- Digital rendering of the high school as it will look upon completion.

Location
- 17300 West Van Buren Street Goodyear, Maricopa County, Arizona 85338 United States 33°27′12″N 112°25′50″W﻿ / ﻿33.45338°N 112.43057°W

Information
- School type: Public high school
- Established: 2025; 1 year ago
- School district: Agua Fria Union High School District
- Superintendent: Mark Yslas
- Principal: Jason Linn
- Grades: 9th (2025-2026, Planned), 9-12 (Planned)
- Enrollment: 425 (2025-2026), 1700-1800 (Planned)
- Colors: Navy, Kelly Green, and White
- Mascot: Maverick
- Website: Goodyear High School

= Goodyear High School =

Public high school in Goodyear, Arizona

Goodyear High School is a public high school in Goodyear, Arizona, United States operated by the Agua Fria Union High School District. It was established in 2025 as the district's sixth high school; it started with 425 freshman students on a partially complete campus, with plans to gradually expand facilities and student population to a full high school.

== History ==

=== Site history ===
Originally, the site of the school held the Phoenix Trotting Park, a failed horse-racing track that opened in 1965, closed in 1966, and sat abandoned until its demolition in 2017.

=== Planning and opening ===
Following the growth of the region and resulting increase in student population, the Agua Fria Union High School district was struggling with overcrowding in its schools. Following the passing of the Agua Fria bond in the 2023 Arizona bond election, the district received funding in the range of $145 million to $197 million to address issues including the overcrowding, opting to spend $50 million on the construction of a new sixth campus.

A groundbreaking ceremony was held on the site at the intersection of Cotton Lane and Van Buren in May 2024 in which the school's name and mascot were announced. In attendance were the school's future first principal, Jason Linn. The school's mascot, the Maverick, was both a tribute to the former use of the site and to a local non-profit, the West Valley Mavericks, while naming the high school after the city was meant to thank voters who approved the bond that allowed for the construction and opening of the school. The school colors were announced to be Navy, Kelly Green, and White. Similar to the contemporary plan for the district's existing schools for the 2024-2025 school year, it was announced the school would operate on a mixed academic/career-technical model, offering three academies to students with twelve total pathways that students would choose near the end of their freshman year.
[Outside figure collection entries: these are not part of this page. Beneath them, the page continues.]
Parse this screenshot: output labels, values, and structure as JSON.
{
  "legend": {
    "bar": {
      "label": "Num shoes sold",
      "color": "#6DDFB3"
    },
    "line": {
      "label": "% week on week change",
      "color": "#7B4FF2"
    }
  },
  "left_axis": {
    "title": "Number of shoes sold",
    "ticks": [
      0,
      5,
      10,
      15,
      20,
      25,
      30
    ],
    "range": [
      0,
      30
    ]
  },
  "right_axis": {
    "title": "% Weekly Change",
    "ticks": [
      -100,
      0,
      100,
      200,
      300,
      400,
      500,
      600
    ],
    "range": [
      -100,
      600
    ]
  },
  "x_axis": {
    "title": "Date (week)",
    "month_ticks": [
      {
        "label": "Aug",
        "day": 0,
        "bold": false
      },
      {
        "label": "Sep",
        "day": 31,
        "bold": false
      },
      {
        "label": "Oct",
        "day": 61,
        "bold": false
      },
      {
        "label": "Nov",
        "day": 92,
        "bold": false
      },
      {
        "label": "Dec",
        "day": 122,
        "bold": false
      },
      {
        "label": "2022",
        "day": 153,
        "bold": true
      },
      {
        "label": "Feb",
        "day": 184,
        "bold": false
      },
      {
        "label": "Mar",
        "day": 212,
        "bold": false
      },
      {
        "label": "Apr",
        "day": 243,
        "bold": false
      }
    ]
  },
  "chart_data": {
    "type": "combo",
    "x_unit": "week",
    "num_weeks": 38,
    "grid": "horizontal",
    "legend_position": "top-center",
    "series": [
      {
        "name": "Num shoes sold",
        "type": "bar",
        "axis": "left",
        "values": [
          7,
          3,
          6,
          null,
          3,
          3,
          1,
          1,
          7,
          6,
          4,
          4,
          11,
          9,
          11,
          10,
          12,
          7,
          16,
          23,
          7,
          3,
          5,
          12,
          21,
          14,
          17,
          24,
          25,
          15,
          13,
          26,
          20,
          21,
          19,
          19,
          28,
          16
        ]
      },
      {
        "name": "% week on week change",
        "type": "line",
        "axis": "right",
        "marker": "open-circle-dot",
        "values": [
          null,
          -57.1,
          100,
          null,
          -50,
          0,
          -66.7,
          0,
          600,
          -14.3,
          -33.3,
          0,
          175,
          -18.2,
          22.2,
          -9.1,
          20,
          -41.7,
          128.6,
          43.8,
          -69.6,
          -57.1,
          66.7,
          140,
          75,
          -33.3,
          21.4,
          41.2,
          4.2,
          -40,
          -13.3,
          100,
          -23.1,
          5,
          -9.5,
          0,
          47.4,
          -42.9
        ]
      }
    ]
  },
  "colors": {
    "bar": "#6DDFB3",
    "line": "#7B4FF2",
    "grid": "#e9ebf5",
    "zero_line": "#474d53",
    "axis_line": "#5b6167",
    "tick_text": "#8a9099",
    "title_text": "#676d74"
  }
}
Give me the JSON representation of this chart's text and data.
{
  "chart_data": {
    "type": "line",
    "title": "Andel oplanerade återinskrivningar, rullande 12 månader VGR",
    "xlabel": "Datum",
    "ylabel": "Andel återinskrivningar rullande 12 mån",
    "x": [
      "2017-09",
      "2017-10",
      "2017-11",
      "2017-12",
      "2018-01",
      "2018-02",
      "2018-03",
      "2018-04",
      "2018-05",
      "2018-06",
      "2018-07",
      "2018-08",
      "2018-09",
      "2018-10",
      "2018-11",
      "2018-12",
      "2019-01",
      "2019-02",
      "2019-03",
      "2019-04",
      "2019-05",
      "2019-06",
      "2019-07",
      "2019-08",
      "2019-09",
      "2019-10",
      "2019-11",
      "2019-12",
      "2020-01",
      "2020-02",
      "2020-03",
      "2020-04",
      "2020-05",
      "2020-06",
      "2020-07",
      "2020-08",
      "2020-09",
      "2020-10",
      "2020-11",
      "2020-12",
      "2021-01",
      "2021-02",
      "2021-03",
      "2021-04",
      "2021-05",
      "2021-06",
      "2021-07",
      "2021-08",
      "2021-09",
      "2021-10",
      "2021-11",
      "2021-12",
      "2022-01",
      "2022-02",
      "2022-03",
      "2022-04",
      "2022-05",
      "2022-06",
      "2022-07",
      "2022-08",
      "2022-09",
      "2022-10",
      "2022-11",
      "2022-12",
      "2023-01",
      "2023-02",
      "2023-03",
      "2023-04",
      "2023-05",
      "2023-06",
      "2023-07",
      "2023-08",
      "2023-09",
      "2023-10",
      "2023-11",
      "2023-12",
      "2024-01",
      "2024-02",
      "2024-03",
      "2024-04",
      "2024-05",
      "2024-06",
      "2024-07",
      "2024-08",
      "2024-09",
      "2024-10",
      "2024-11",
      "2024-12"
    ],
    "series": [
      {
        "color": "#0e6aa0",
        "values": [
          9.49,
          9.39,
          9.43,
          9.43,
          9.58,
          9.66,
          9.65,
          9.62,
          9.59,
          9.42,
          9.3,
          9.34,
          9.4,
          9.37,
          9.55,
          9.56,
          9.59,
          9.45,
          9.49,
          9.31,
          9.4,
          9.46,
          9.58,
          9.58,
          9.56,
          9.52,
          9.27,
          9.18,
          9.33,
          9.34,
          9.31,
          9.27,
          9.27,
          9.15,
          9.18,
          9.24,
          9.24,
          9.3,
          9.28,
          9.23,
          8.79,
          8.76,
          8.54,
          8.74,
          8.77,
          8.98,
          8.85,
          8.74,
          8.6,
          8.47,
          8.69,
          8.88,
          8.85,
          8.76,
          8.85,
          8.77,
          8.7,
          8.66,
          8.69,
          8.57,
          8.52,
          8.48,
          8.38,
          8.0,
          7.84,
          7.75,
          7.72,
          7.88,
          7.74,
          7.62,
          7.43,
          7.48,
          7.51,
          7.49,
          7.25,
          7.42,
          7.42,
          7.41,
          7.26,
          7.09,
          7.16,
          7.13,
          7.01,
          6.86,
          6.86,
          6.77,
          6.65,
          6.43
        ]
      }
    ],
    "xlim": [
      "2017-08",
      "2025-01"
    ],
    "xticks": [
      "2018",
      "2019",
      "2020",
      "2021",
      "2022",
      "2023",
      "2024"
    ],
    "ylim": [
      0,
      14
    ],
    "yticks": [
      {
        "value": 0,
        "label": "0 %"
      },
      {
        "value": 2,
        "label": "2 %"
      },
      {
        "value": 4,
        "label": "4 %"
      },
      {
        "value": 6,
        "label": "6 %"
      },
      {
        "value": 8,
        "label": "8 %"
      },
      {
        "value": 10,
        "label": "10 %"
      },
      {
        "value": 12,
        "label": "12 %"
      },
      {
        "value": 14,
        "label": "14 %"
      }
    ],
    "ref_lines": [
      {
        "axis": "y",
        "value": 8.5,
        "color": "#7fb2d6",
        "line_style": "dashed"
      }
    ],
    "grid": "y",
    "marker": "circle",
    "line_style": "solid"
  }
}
Due to the gradual disbursement of the bond, rather than immediately building the full school, the district plans to build the campus in phases as the initial freshman students advance and a new freshman class enters. Phase one will include classrooms for about 450 freshman students and 52 staff members, sports facilities, a theater, a gym, a cafeteria, a library, a courtyard, and parking. By the final phase, the school plans to have roughly 1700-1800 students; new construction after the initial could increase that to 2100-2200.

On December 3, 2024, the district set the initial boundaries for the school during a board meeting, taking over some areas from the crowded Desert Edge and Verrado High Schools.

The school officially opened to students on August 4, 2025.

== Academics ==
Goodyear High School intends to offer twelve career pathways among three career Academies: Creative Arts and Media, Science, Service and Innovation, and Business, Design and Technology. Those pathways include Film & TV Production, Performing Arts, Visual Arts, Live Entertainment Production, Software & App Design, Marketing, Network Security, Graphic Design, Automation & Robotics, Mental & Social Health Technician, Sports Medicine and Medical Assisting.

== Extracurricular activities ==
The school will start with a freshman football team due to the initial student body only containing freshman students.